Oogarts doet oogonderzoek

Genetische aanleg voor oogmelanoom

Terug

Een oogmelanoom is de meest voorkomende kwaadaardige vorm van oogkanker bij volwassenen. Voorheen werd er van uitgegaan dat een oogmelanoom niet erfelijk is. Eén tot zes procent van de patiënten geeft echter aan dat er nog iemand in de familie is met een oogmelanoom. Het lijkt er dus op dat er toch sprake is van genetische aanleg. Op dit moment is er één erfelijke oorzaak bekend.

We weten steeds meer over de genetische veranderingen (mutaties) bij oogmelanoom. Zo spelen mutaties in het ‘BAP1-gen’ in de tumor een belangrijke rol.
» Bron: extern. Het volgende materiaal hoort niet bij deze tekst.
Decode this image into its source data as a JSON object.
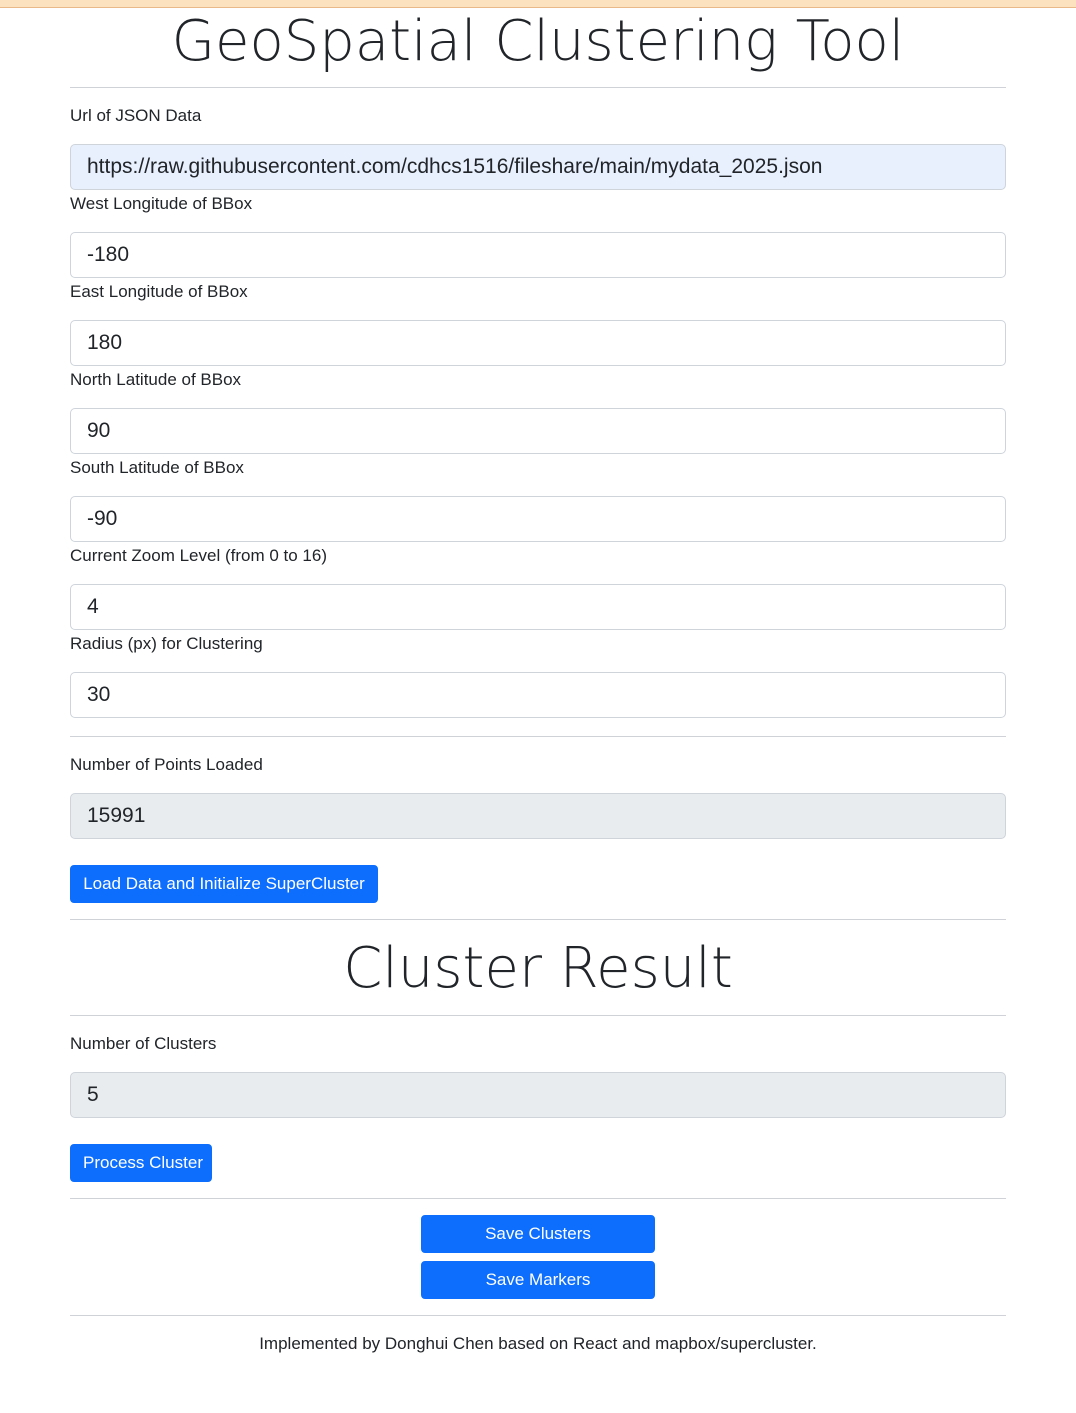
{
  "header": {
    "title": "GeoSpatial Clustering Tool"
  },
  "form": {
    "url": {
      "label": "Url of JSON Data",
      "value": "https://raw.githubusercontent.com/cdhcs1516/fileshare/main/mydata_2025.json"
    },
    "west": {
      "label": "West Longitude of BBox",
      "value": "-180"
    },
    "east": {
      "label": "East Longitude of BBox",
      "value": "180"
    },
    "north": {
      "label": "North Latitude of BBox",
      "value": "90"
    },
    "south": {
      "label": "South Latitude of BBox",
      "value": "-90"
    },
    "zoom": {
      "label": "Current Zoom Level (from 0 to 16)",
      "value": "4"
    },
    "radius": {
      "label": "Radius (px) for Clustering",
      "value": "30"
    }
  },
  "points": {
    "label": "Number of Points Loaded",
    "value": "15991",
    "button_label": "Load Data and Initialize SuperCluster"
  },
  "result": {
    "title": "Cluster Result",
    "clusters_label": "Number of Clusters",
    "clusters_value": "5",
    "process_button_label": "Process Cluster"
  },
  "actions": {
    "save_clusters_label": "Save Clusters",
    "save_markers_label": "Save Markers"
  },
  "footer": {
    "text": "Implemented by Donghui Chen based on React and mapbox/supercluster."
  },
  "colors": {
    "primary": "#0d6efd",
    "autofill_bg": "#e8f0fe",
    "readonly_bg": "#e9ecef",
    "top_strip": "#fde2bf"
  }
}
Mensen met een aangeboren afwijking in dit gen hebben een verhoogd risico op het ontwikkelen van een oogmelanoom, maar ook op melanoom van de huid, mesothelioom (vorm van kanker van het longvlies of buikvlies) en kanker van de nieren.

Hoe vaak BAP1-mutaties voorkomen bij oogmelanoom-patiënten in Nederland is nog niet bekend. Onderzoekers van het Leids Universitair Medisch Centrum (LUMC) gaan daarom onder leiding van prof. dr. Gré Luyten inventariseren hoe vaak een dergelijke mutatie bij hen betrokken. Ook zal worden onderzocht welke andere vormen van kanker voorkomen in hun families en hoe zij het beste gescreend kunnen worden.

We verwachten dat bij een deel van de Nederlandse oogmelanoom-patiënten een BAP1-mutatie te zien zal zijn. Als we weten wie dat zijn, kunnen we hen en hun familie waarschuwen dat ze een verhoogd risico op (oog)kanker hebben. Door hen regelmatig te onderzoeken, zullen we eventuele tumoren in een eerder stadium ontdekken. Door eerder te behandelen, kunnen we mensenlevens redden en blindheid voorkomen.